When looking at the history of Black Americans and healthcare in the past few centuries, a few things are made clear. There is distrust with the evidence to support it. There is a history of forced sterilizations on Black women. There is the infamous Tuskegee Syphilis study, where hundreds of Black men were withheld treatment for researchers to evaluate its effects. I can dive further into this topic and explain how different communities have been impacted in different ways, but will leave it here for now.

If you’re going to have one takeaway from this section, it is that professionalism has an inherent subjectivity to it. We must always ask who has defined standard practices and approaches as acceptable.

Professionalism and the General Workplace

Professionalism has been ingrained in corporate working environments too. These standards were created to measure employee skills, behaviours, appearance, and adherence to organizational objectives (Source). With that said, many can speculate to what degree workplace standards have impacted individuals from equity deserving communities. Common examples you’ve heard of may include: career advancement barriers, code switching, and misogynoir in the workplace. As a way to survive, many have acknowledged these things, and continually seek ways to thrive in spite of them.

In organizations that were developed with eurocentric and colonial roots, we must consider who has established the standards that employees are expected to adhere to.

We must think about how traditional practices may impact modern workplaces that are much more diverse. We are continuing to see more recognition of this in Canada. Late last year, the Federal Government said that it supported the decision to include Black and LGBTQIA+ communities among groups facing systemic workplace barriers under the Employment Equity Act (Source). This announcement aimed to recognize the overt and covert ways in which members of these communities have faced barriers in their careers. It also highlights the need to continually and critically assess what work practices are identified as acceptable. 

Professionalism is a subjective term, and it is important to understand whose work experiences may be impacted as a result.

Key Takeaway

I wanted to use the examples above for two reasons. The first was to show how historic examples of professionalism may impact communities differently. The second was to show why it is important to evaluate workplace practices, and how workplace experiences can vary significantly without intentional action, discussion and intervention. 

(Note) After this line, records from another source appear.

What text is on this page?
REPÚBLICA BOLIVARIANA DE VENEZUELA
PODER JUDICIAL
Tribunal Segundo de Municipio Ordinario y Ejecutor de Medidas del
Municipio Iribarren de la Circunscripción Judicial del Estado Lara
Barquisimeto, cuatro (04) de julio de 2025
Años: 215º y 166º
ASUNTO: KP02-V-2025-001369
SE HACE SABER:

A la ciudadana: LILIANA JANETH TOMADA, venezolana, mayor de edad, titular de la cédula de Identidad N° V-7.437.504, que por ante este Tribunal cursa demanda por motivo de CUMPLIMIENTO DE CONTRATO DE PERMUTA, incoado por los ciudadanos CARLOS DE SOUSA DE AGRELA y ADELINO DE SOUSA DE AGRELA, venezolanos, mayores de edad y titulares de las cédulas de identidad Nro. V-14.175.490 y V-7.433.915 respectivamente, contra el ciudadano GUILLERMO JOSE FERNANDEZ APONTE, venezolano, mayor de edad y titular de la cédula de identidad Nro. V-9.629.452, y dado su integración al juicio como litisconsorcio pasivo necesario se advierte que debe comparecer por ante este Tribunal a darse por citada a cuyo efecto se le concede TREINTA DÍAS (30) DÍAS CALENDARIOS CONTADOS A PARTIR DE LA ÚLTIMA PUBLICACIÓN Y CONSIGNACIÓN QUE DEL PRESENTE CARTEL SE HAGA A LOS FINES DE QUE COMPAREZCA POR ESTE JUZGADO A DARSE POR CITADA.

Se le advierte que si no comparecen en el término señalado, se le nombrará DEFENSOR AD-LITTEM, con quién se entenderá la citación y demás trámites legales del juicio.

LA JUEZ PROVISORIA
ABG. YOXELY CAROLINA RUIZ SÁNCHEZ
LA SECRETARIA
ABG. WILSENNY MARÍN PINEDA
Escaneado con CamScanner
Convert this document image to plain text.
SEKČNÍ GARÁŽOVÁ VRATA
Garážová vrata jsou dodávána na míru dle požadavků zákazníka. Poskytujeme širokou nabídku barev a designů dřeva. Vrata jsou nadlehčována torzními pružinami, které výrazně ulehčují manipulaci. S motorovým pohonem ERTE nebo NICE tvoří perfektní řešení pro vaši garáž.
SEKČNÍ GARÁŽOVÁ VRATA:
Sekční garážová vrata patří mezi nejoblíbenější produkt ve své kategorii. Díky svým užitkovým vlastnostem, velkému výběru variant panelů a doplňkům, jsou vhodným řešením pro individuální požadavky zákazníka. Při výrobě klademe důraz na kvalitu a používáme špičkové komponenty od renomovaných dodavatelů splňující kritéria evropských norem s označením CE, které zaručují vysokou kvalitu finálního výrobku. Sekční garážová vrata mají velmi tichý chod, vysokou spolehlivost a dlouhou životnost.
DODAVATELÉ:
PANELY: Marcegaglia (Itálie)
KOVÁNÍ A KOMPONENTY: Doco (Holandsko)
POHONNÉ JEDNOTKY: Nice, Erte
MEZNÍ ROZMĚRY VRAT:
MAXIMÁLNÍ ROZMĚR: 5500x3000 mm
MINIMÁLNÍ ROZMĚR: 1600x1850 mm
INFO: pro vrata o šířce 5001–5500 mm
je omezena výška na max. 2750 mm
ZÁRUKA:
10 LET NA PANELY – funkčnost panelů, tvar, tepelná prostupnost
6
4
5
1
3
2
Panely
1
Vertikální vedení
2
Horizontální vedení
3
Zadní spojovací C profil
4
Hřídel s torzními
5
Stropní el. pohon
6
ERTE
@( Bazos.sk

It is important to set standards. They help establish blueprints for excellence. In workplaces that are working to be more inclusive, it is important to be more critical as to how professionalism is defined. That is why when defining professionalism in work settings, we must also ask who has established:

  • The set of standards people are expected to adhere to
  • The code of conduct
  • The collection of accepted qualities and characteristics among employees

Happy Black History & Futures Month! Let us continue to ask ourselves how we can acknowledge the past, while creating a brighter path forward.